Inuit of the Circumpolar (ICC)9 is an international Indigenous Peoples’ organization representing approximately 180,000 Inuit of Alaska, Canada, Greenland and Chukotka (Russia). The Protocols for Equitable and Ethical Engagement were developed from a synthesis report of Inuit-produced materials and voices of existing rules, laws, values, guidelines and protocols for the engagement of Inuit communities specifically, and Indigenous Knowledge more broadly9. Although written from an Inuit perspective these protocols have wider applicability and can be applied to the data space. The ICC EEE include 8 protocols.
‘Nothing About Us Without Us’
Recognize Indigenous Knowledge in its Own Right
Practice Good Governance
Communication with Intent
Exercising Accountability — Building Trust
Building Meaningful Partnerships
Information, Data Sharing, Ownership and Permissions
Equitably Fund Inuit Representation and Knowledge
The CARE principles and protocols described in the IDSEEID Statement provided a set of broad principles for researchers to apply and implement when partnering with Indigenous Peoples in genomics and genomics data research. However, they do not provide more granular, practical guidelines on how these principles ought to be applied in this specific research space.
To this end, the CEBP will also provide a framework—Indigenous Engagement and Partnership Plan—to support partners in CEBP and researchers in the field of biodiversity genomics to operationalize these principles across the data lifecycle from proactive engagement to communication and dissemination.
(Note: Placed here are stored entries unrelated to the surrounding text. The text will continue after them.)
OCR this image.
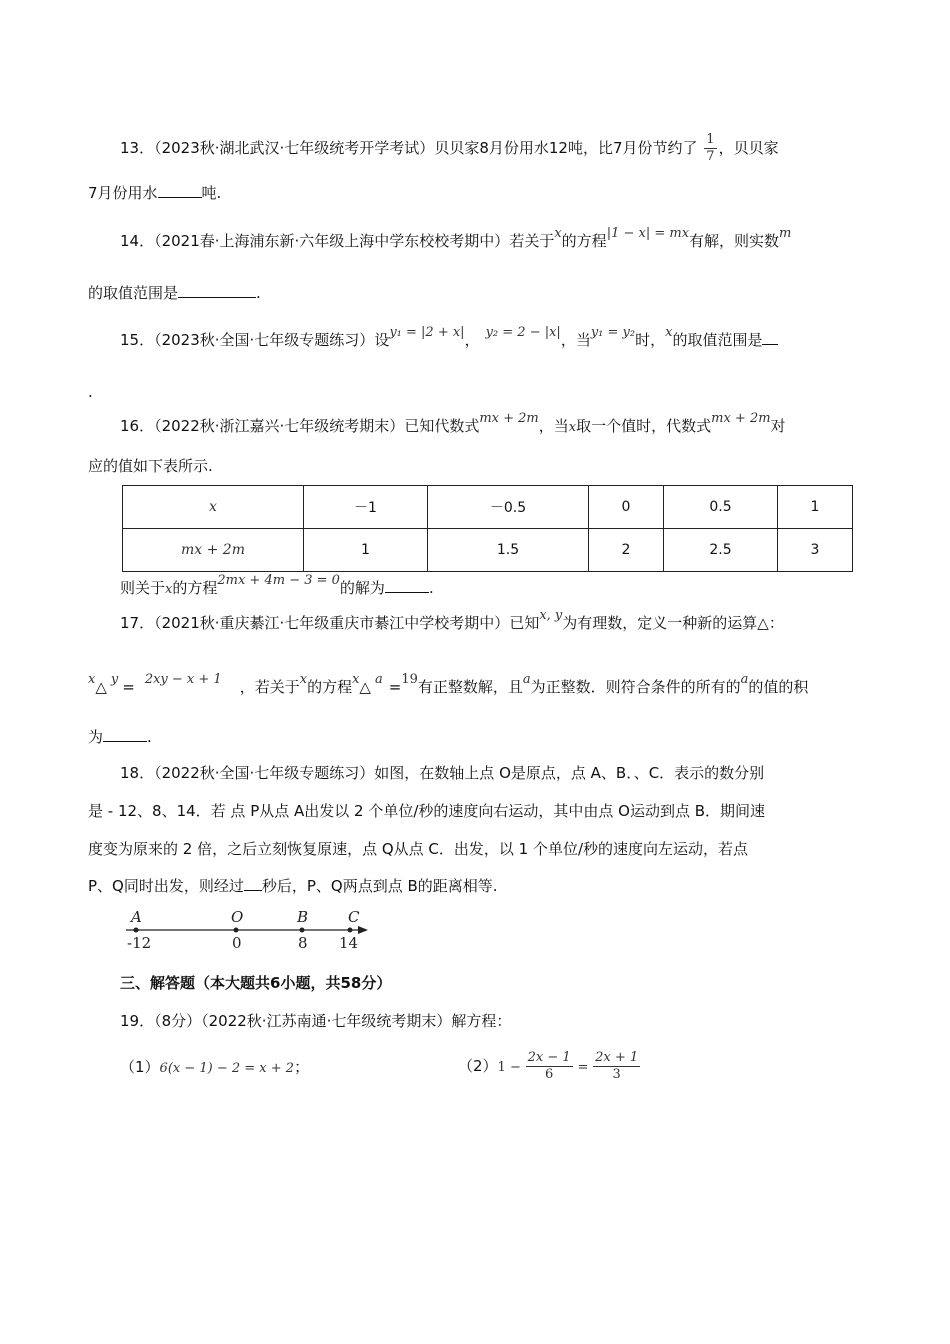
13．（2023秋·湖北武汉·七年级统考开学考试）贝贝家8月份用水12吨，比7月份节约了 $\frac{1}{7}$ ，贝贝家
7月份用水	吨.
14．（2021春·上海浦东新·六年级上海中学东校校考期中）若关于x的方程|1 − x| = mx有解，则实数m
的取值范围是	.
15．（2023秋·全国·七年级专题练习）设y₁ = |2 + x|， y₂ = 2 − |x|，当y₁ = y₂时，x的取值范围是
.
16．（2022秋·浙江嘉兴·七年级统考期末）已知代数式mx + 2m，当x取一个值时，代数式mx + 2m对
应的值如下表所示.
x	－1	－0.5	0	0.5	1
mx + 2m	1	1.5	2	2.5	3
则关于x的方程2mx + 4m − 3 = 0的解为	.
17．（2021秋·重庆綦江·七年级重庆市綦江中学校考期中）已知x, y为有理数，定义一种新的运算△：
x△ y = 2xy − x + 1 ，若关于x的方程x△ a =19有正整数解，且a为正整数．则符合条件的所有的a的值的积
为	.
18．（2022秋·全国·七年级专题练习）如图，在数轴上点 O是原点，点 A、B．、C．表示的数分别
是 - 12、8、14．若 点 P从点 A出发以 2 个单位/秒的速度向右运动，其中由点 O运动到点 B．期间速
度变为原来的 2 倍，之后立刻恢复原速，点 Q从点 C．出发，以 1 个单位/秒的速度向左运动，若点
P、Q同时出发，则经过 秒后，P、Q两点到点 B的距离相等.
A
-12
O
0
B
8
C
14
三、解答题（本大题共6小题，共58分）
19．（8分）（2022秋·江苏南通·七年级统考期末）解方程：
（1）6(x − 1) − 2 = x + 2；	$(2)1 - \frac{2x - 1}{6} = \frac{2x + 1}{3}$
It is further recognized that the term “partnership” is a multi-level and longitudinal commitment to direct benefit to Indigenous communities, and that spanning local and traditional Indigenous knowledge and science across applied sciences takes time, building relationships and parameters for project co-production and local implementation.
1 Intergovernmental Science-Policy Platform on Biodiversity and Ecosystem Services (2023).
2 The UNESCO Courier, Jan–Mar (2021).
3 McCartney, A.M., Head, M.A., Tsosie, K.S. et al. Indigenous peoples and local communities as partners in the sequencing of global eukaryotic biodiversity. npj Biodiversity 2, 8 (2023).
4 Jennings, L., et al. Applying the ‘CARE Principles for Indigenous Data Governance’ to ecology and biodiversity research. Nature Ecology and Evolution 7:1547–1551 (2023).
5 Draft for Discussion Purposes Only, Developing a New Rights-Based Policy: Summary of Current Approaches, February 2019.
6 National Inuit Strategy on Research Inuit Tapiriit Kanatami (ITK 2018).
7 OCAP® is a registered trademark of the First Nations Information Governance Centre (FNIGC).
8 Carroll, S.R., et al (2020) The CARE Principles for Indigenous Data Governance Data Science Journal 19:43.
9 Inuit Circumpolar Council. 2022. Circumpolar Inuit Protocols for Equitable and Ethical Engagement.